Sur ce cliché des éditions « La Cigogne », on distingue bien la devanture du magasin et l’enseigne qui surmonte la vitrine. L’intérêt de l’emplacement est évident, à proximité de tous les commerces de l’époque, en bordure de la place où se tient le marché hebdomadaire. Un autre cliché réalisé sans doute lors du passage de « Notre Dame de Boulogne » en 1946 permet de voir l’importance du bâtiment entièrement décoré et pavoisé pour l’occasion.
Sur l’enseigne on peut parfaitement lire « Chaussures Lux-Alba gros détail ». C’est une jeune femme d’environ vingt-cinq ans en 1941 qui est à l’origine de cette entreprise si caractéristique des années de guerre et de pénurie.
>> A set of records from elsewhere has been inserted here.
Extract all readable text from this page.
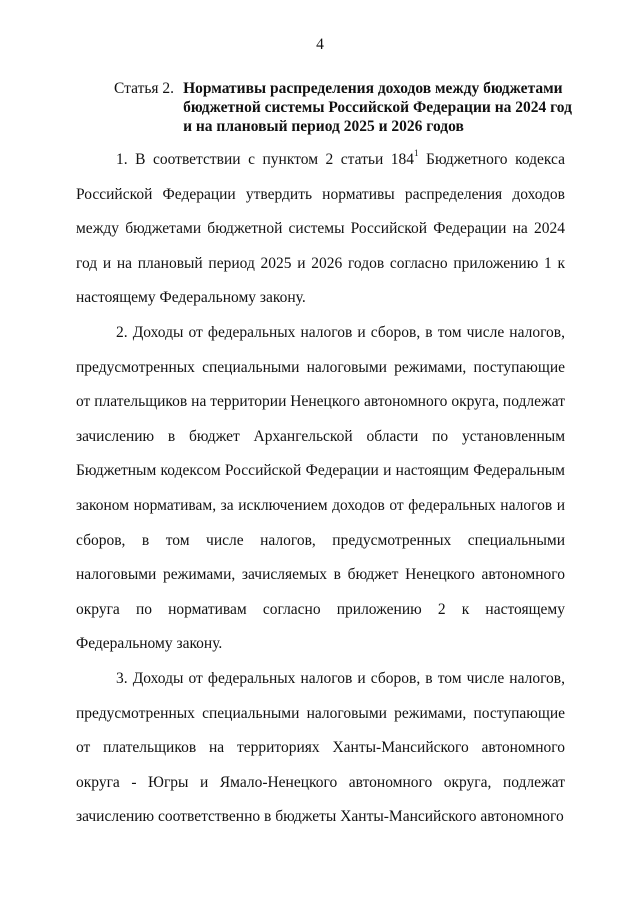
4
Статья 2. Нормативы распределения доходов между бюджетами
бюджетной системы Российской Федерации на 2024 год
и на плановый период 2025 и 2026 годов

1. В соответствии с пунктом 2 статьи $184^1$ Бюджетного кодекса Российской Федерации утвердить нормативы распределения доходов между бюджетами бюджетной системы Российской Федерации на 2024 год и на плановый период 2025 и 2026 годов согласно приложению 1 к настоящему Федеральному закону.

2. Доходы от федеральных налогов и сборов, в том числе налогов, предусмотренных специальными налоговыми режимами, поступающие от плательщиков на территории Ненецкого автономного округа, подлежат зачислению в бюджет Архангельской области по установленным Бюджетным кодексом Российской Федерации и настоящим Федеральным законом нормативам, за исключением доходов от федеральных налогов и сборов, в том числе налогов, предусмотренных специальными налоговыми режимами, зачисляемых в бюджет Ненецкого автономного округа по нормативам согласно приложению 2 к настоящему Федеральному закону.

3. Доходы от федеральных налогов и сборов, в том числе налогов, предусмотренных специальными налоговыми режимами, поступающие от плательщиков на территориях Ханты-Мансийского автономного округа - Югры и Ямало-Ненецкого автономного округа, подлежат зачислению соответственно в бюджеты Ханты-Мансийского автономного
Lucienne Cathiard, née au Noyer, a vécu par la suite à Paris avec des parents qui travaillaient dans le cuir pour son père et dans la couture pour sa mère. On peut supposer qu’elle a dû quitter la capitale au moment de la défaite de mai/juin 40 pour venir se réfugier en Savoie, probablement au Noyer. Forte des compétences acquises au contact du monde parisien de la mode, elle se lance dans la création et la confection de chaussures, basant son entreprise à Albens en 1941.
Cette année-là précipite la France et sa population dans l’univers de la pénurie. Une pénurie orchestrée par l’Allemagne nazie qui met durement en application les conditions de l’armistice de juin 1940.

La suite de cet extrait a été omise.